O STF retomou nesta 5ª feira (25.jun.2026) o julgamento das mudanças feitas em 2021 na Lei de Improbidade Administrativa e analisou pontos das ADIs 7156 e 7236. Na sessão anterior, em 24 de junho, a Corte manteve a exigência de dolo (intenção) para caracterizar improbidade, mas derrubou partes da reforma por considerar que enfraqueciam o combate a desvios de recursos públicos.

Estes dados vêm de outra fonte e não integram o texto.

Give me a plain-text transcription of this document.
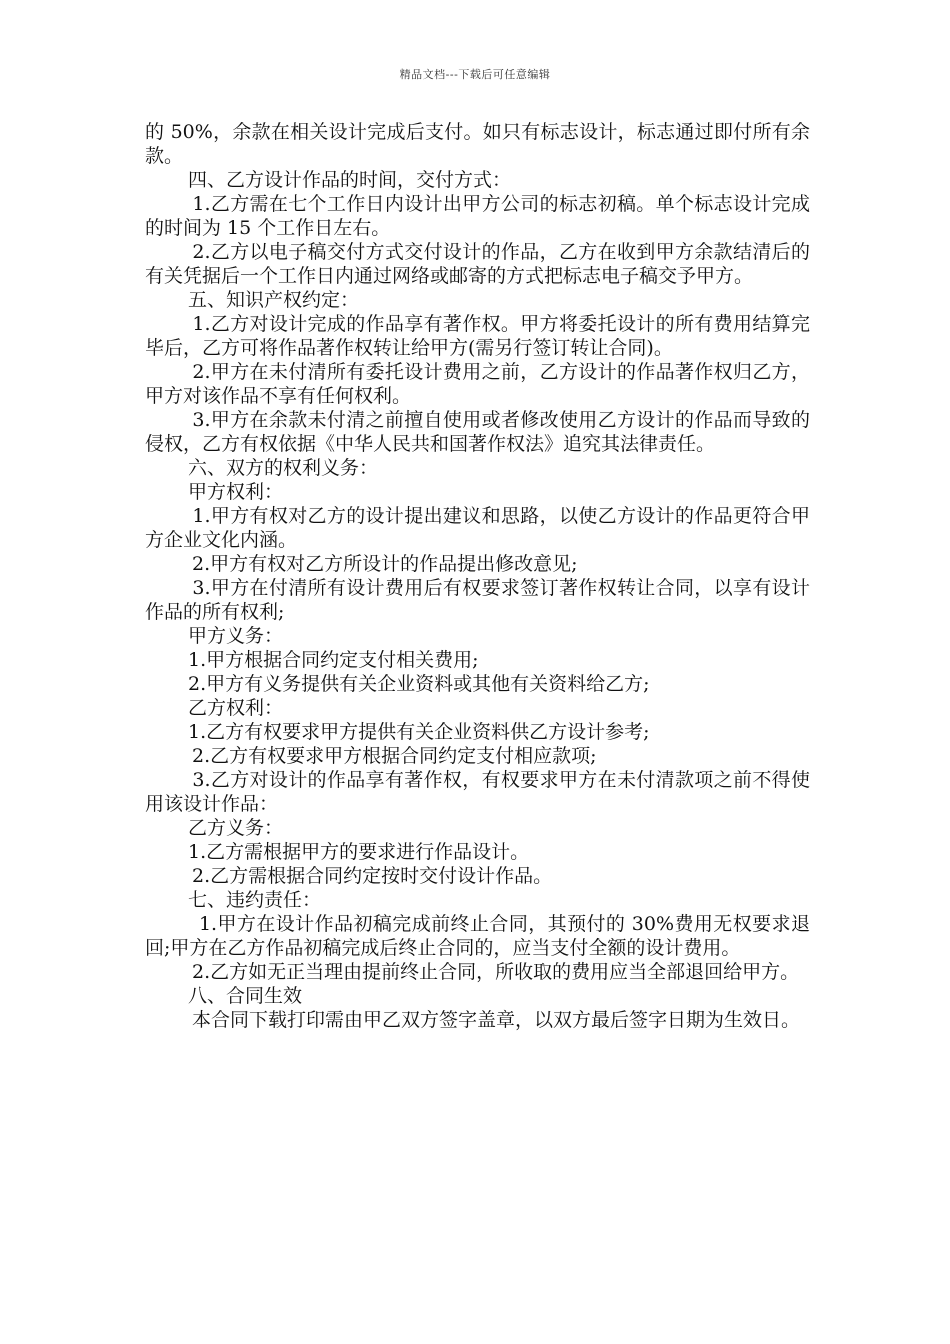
精品文档---下载后可任意编辑

的 50%，余款在相关设计完成后支付。如只有标志设计，标志通过即付所有余款。

四、乙方设计作品的时间，交付方式：

1.乙方需在七个工作日内设计出甲方公司的标志初稿。单个标志设计完成的时间为 15 个工作日左右。

2.乙方以电子稿交付方式交付设计的作品，乙方在收到甲方余款结清后的有关凭据后一个工作日内通过网络或邮寄的方式把标志电子稿交予甲方。

五、知识产权约定：

1.乙方对设计完成的作品享有著作权。甲方将委托设计的所有费用结算完毕后，乙方可将作品著作权转让给甲方(需另行签订转让合同)。

2.甲方在未付清所有委托设计费用之前，乙方设计的作品著作权归乙方，甲方对该作品不享有任何权利。

3.甲方在余款未付清之前擅自使用或者修改使用乙方设计的作品而导致的侵权，乙方有权依据《中华人民共和国著作权法》追究其法律责任。

六、双方的权利义务：

甲方权利：

1.甲方有权对乙方的设计提出建议和思路，以使乙方设计的作品更符合甲方企业文化内涵。

2.甲方有权对乙方所设计的作品提出修改意见;

3.甲方在付清所有设计费用后有权要求签订著作权转让合同，以享有设计作品的所有权利;

甲方义务：

1.甲方根据合同约定支付相关费用;

2.甲方有义务提供有关企业资料或其他有关资料给乙方;

乙方权利：

1.乙方有权要求甲方提供有关企业资料供乙方设计参考;

2.乙方有权要求甲方根据合同约定支付相应款项;

3.乙方对设计的作品享有著作权，有权要求甲方在未付清款项之前不得使用该设计作品：

乙方义务：

1.乙方需根据甲方的要求进行作品设计。

2.乙方需根据合同约定按时交付设计作品。

七、违约责任：

1.甲方在设计作品初稿完成前终止合同，其预付的 30%费用无权要求退回;甲方在乙方作品初稿完成后终止合同的，应当支付全额的设计费用。

2.乙方如无正当理由提前终止合同，所收取的费用应当全部退回给甲方。

八、合同生效

本合同下载打印需由甲乙双方签字盖章，以双方最后签字日期为生效日。
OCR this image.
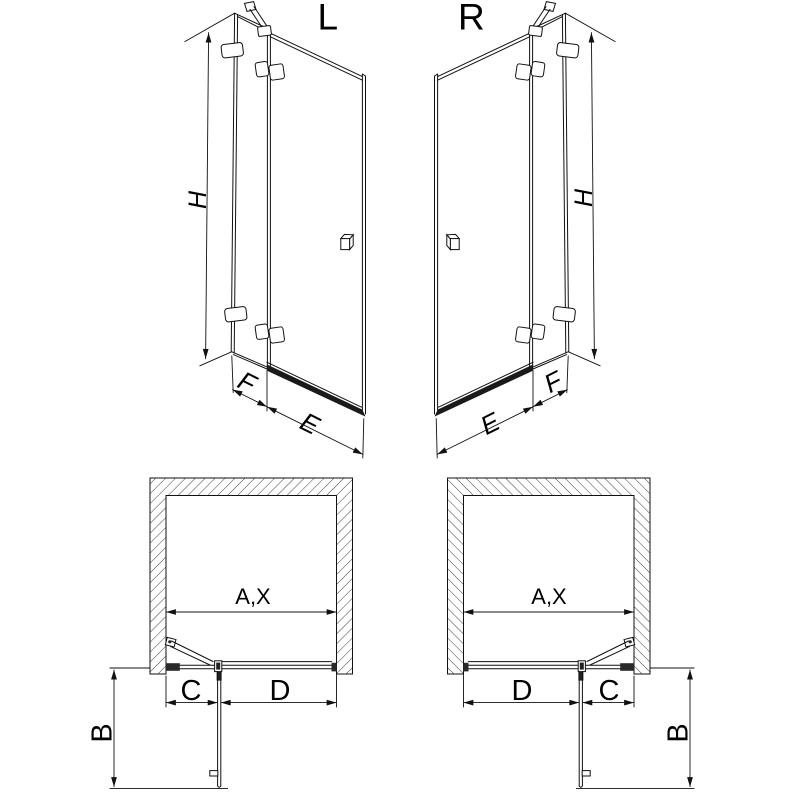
L	R
H	H
F
E
F
E
A,X	A,X
C D	D C
B	B
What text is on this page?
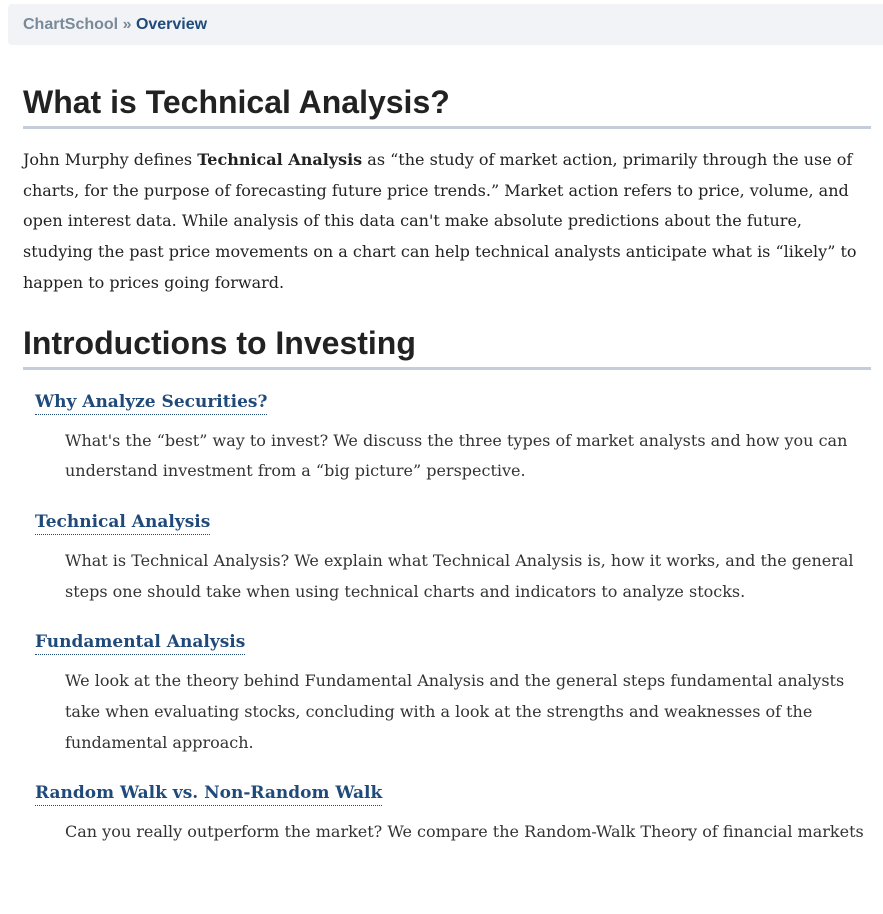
ChartSchool » Overview
What is Technical Analysis?

John Murphy defines Technical Analysis as “the study of market action, primarily through the use of charts, for the purpose of forecasting future price trends.” Market action refers to price, volume, and open interest data. While analysis of this data can't make absolute predictions about the future, studying the past price movements on a chart can help technical analysts anticipate what is “likely” to happen to prices going forward.

Introductions to Investing
Why Analyze Securities?
What's the “best” way to invest? We discuss the three types of market analysts and how you can understand investment from a “big picture” perspective.
Technical Analysis
What is Technical Analysis? We explain what Technical Analysis is, how it works, and the general steps one should take when using technical charts and indicators to analyze stocks.
Fundamental Analysis
We look at the theory behind Fundamental Analysis and the general steps fundamental analysts take when evaluating stocks, concluding with a look at the strengths and weaknesses of the fundamental approach.
Random Walk vs. Non-Random Walk
Can you really outperform the market? We compare the Random-Walk Theory of financial markets
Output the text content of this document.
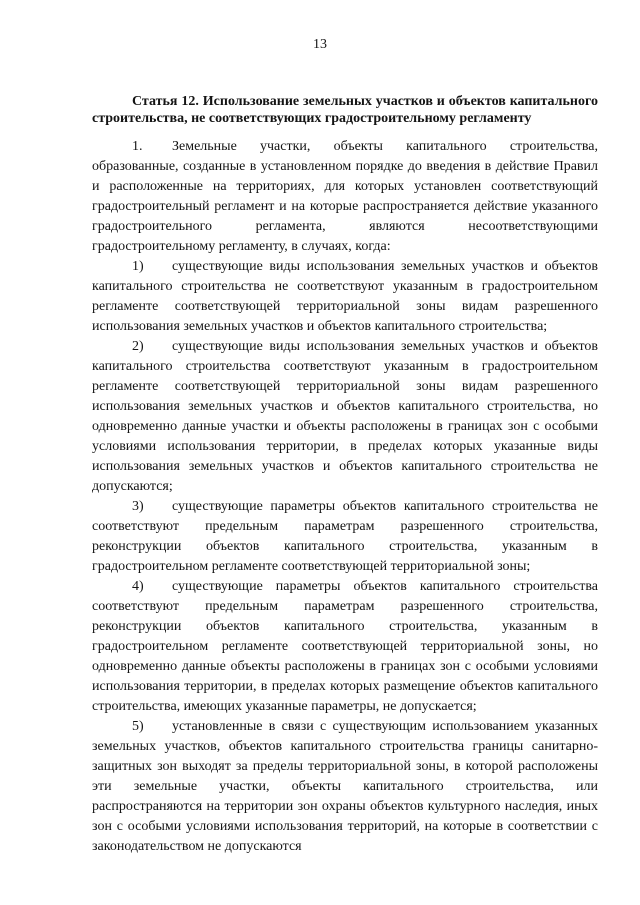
13

Статья 12. Использование земельных участков и объектов капитального строительства, не соответствующих градостроительному регламенту

1. Земельные участки, объекты капитального строительства, образованные, созданные в установленном порядке до введения в действие Правил и расположенные на территориях, для которых установлен соответствующий градостроительный регламент и на которые распространяется действие указанного градостроительного регламента, являются несоответствующими градостроительному регламенту, в случаях, когда:

1) существующие виды использования земельных участков и объектов капитального строительства не соответствуют указанным в градостроительном регламенте соответствующей территориальной зоны видам разрешенного использования земельных участков и объектов капитального строительства;

2) существующие виды использования земельных участков и объектов капитального строительства соответствуют указанным в градостроительном регламенте соответствующей территориальной зоны видам разрешенного использования земельных участков и объектов капитального строительства, но одновременно данные участки и объекты расположены в границах зон с особыми условиями использования территории, в пределах которых указанные виды использования земельных участков и объектов капитального строительства не допускаются;

3) существующие параметры объектов капитального строительства не соответствуют предельным параметрам разрешенного строительства, реконструкции объектов капитального строительства, указанным в градостроительном регламенте соответствующей территориальной зоны;

4) существующие параметры объектов капитального строительства соответствуют предельным параметрам разрешенного строительства, реконструкции объектов капитального строительства, указанным в градостроительном регламенте соответствующей территориальной зоны, но одновременно данные объекты расположены в границах зон с особыми условиями использования территории, в пределах которых размещение объектов капитального строительства, имеющих указанные параметры, не допускается;

5) установленные в связи с существующим использованием указанных земельных участков, объектов капитального строительства границы санитарно-защитных зон выходят за пределы территориальной зоны, в которой расположены эти земельные участки, объекты капитального строительства, или распространяются на территории зон охраны объектов культурного наследия, иных зон с особыми условиями использования территорий, на которые в соответствии с законодательством не допускаются
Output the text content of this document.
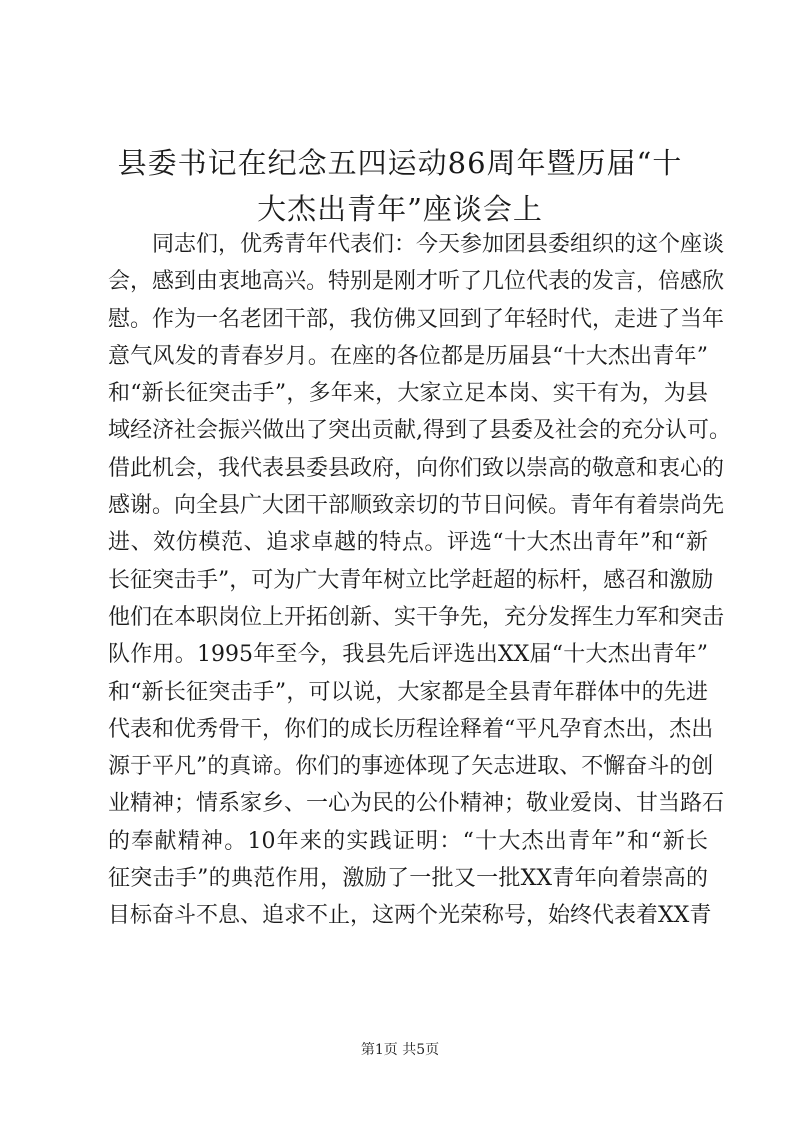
县委书记在纪念五四运动86周年暨历届“十
大杰出青年”座谈会上
同志们，优秀青年代表们：今天参加团县委组织的这个座谈
会，感到由衷地高兴。特别是刚才听了几位代表的发言，倍感欣
慰。作为一名老团干部，我仿佛又回到了年轻时代，走进了当年
意气风发的青春岁月。在座的各位都是历届县“十大杰出青年”
和“新长征突击手”，多年来，大家立足本岗、实干有为，为县
域经济社会振兴做出了突出贡献,得到了县委及社会的充分认可。
借此机会，我代表县委县政府，向你们致以崇高的敬意和衷心的
感谢。向全县广大团干部顺致亲切的节日问候。青年有着崇尚先
进、效仿模范、追求卓越的特点。评选“十大杰出青年”和“新
长征突击手”，可为广大青年树立比学赶超的标杆，感召和激励
他们在本职岗位上开拓创新、实干争先，充分发挥生力军和突击
队作用。1995年至今，我县先后评选出XX届“十大杰出青年”
和“新长征突击手”，可以说，大家都是全县青年群体中的先进
代表和优秀骨干，你们的成长历程诠释着“平凡孕育杰出，杰出
源于平凡”的真谛。你们的事迹体现了矢志进取、不懈奋斗的创
业精神；情系家乡、一心为民的公仆精神；敬业爱岗、甘当路石
的奉献精神。10年来的实践证明：“十大杰出青年”和“新长
征突击手”的典范作用，激励了一批又一批XX青年向着崇高的
目标奋斗不息、追求不止，这两个光荣称号，始终代表着XX青
第1页 共5页
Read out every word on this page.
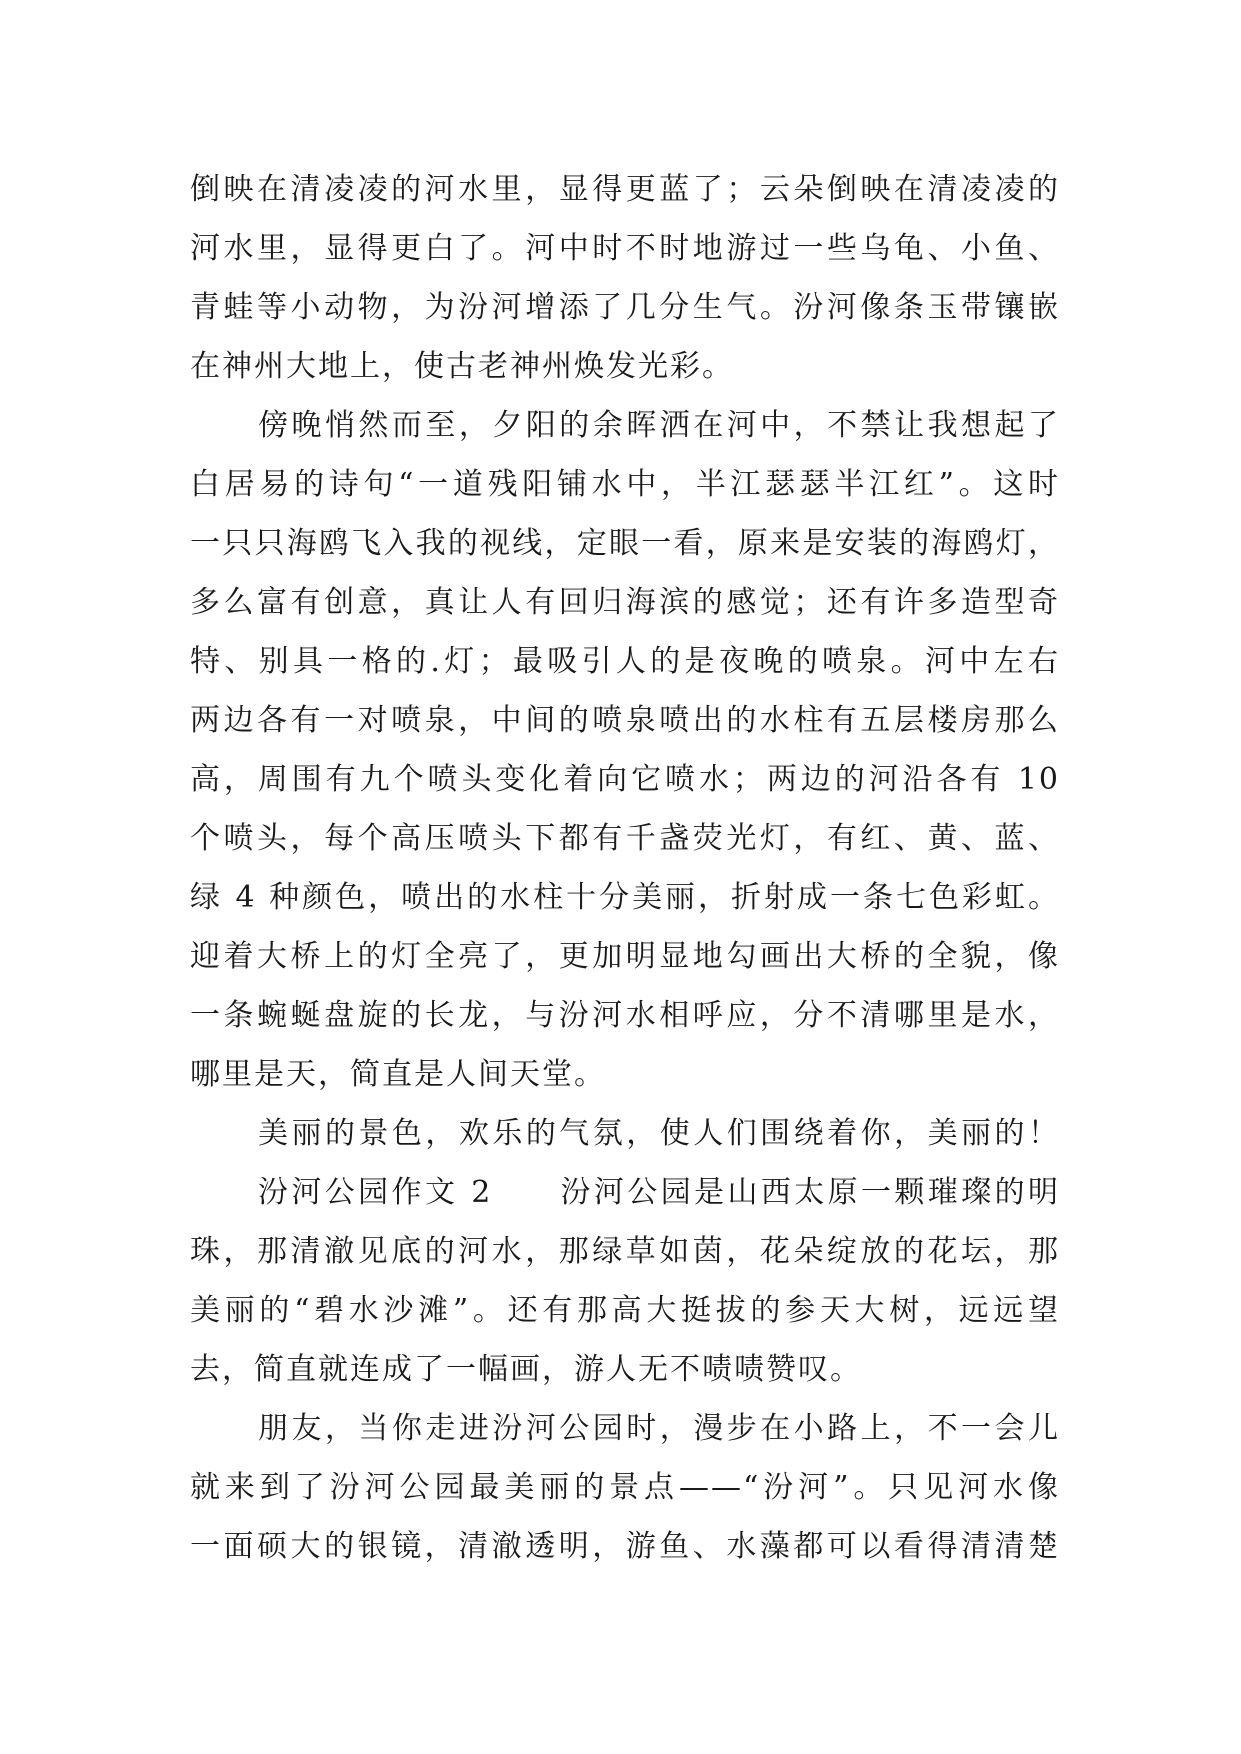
倒映在清凌凌的河水里，显得更蓝了；云朵倒映在清凌凌的
河水里，显得更白了。河中时不时地游过一些乌龟、小鱼、
青蛙等小动物，为汾河增添了几分生气。汾河像条玉带镶嵌
在神州大地上，使古老神州焕发光彩。
傍晚悄然而至，夕阳的余晖洒在河中，不禁让我想起了
白居易的诗句“一道残阳铺水中，半江瑟瑟半江红”。这时
一只只海鸥飞入我的视线，定眼一看，原来是安装的海鸥灯，
多么富有创意，真让人有回归海滨的感觉；还有许多造型奇
特、别具一格的.灯；最吸引人的是夜晚的喷泉。河中左右
两边各有一对喷泉，中间的喷泉喷出的水柱有五层楼房那么
高，周围有九个喷头变化着向它喷水；两边的河沿各有 10
个喷头，每个高压喷头下都有千盏荧光灯，有红、黄、蓝、
绿 4 种颜色，喷出的水柱十分美丽，折射成一条七色彩虹。
迎着大桥上的灯全亮了，更加明显地勾画出大桥的全貌，像
一条蜿蜒盘旋的长龙，与汾河水相呼应，分不清哪里是水，
哪里是天，简直是人间天堂。
美丽的景色，欢乐的气氛，使人们围绕着你，美丽的！
汾河公园作文 2　　汾河公园是山西太原一颗璀璨的明
珠，那清澈见底的河水，那绿草如茵，花朵绽放的花坛，那
美丽的“碧水沙滩”。还有那高大挺拔的参天大树，远远望
去，简直就连成了一幅画，游人无不啧啧赞叹。
朋友，当你走进汾河公园时，漫步在小路上，不一会儿
就来到了汾河公园最美丽的景点——“汾河”。只见河水像
一面硕大的银镜，清澈透明，游鱼、水藻都可以看得清清楚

As principais decisões tomadas na última sessão foram:
- perda de função pública: condenado por improbidade pode perder todas as funções públicas, mas o juiz pode abrir exceção em casos específicos;
- bloqueio de bens: o STF derrubou restrições que dificultavam a indisponibilidade de patrimônio e permitiu bloqueios quando houver fortes indícios de irregularidade;
- atuação do juiz: a Corte anulou regras que limitavam a análise jurídica dos magistrados sobre os fatos do processo;
- ônus da prova: manteve que não cabe obrigar o réu a provar sua inocência, mas ele deve cumprir ordens judiciais para apresentar documentos e informações;
- Tribunais de Contas: retirou a exigência de consulta prévia ao Tribunal de Contas antes de definir valores de ressarcimento;
- vários envolvidos: permitiu que responsáveis por um dano ao erário possam responder solidariamente pelo ressarcimento;
- natureza da ação: confirmou que ações de improbidade têm natureza civil;
- partidos políticos: decidiu que partidos podem ser responsabilizados tanto pela Lei dos Partidos quanto pela Lei de Improbidade, quando aplicável.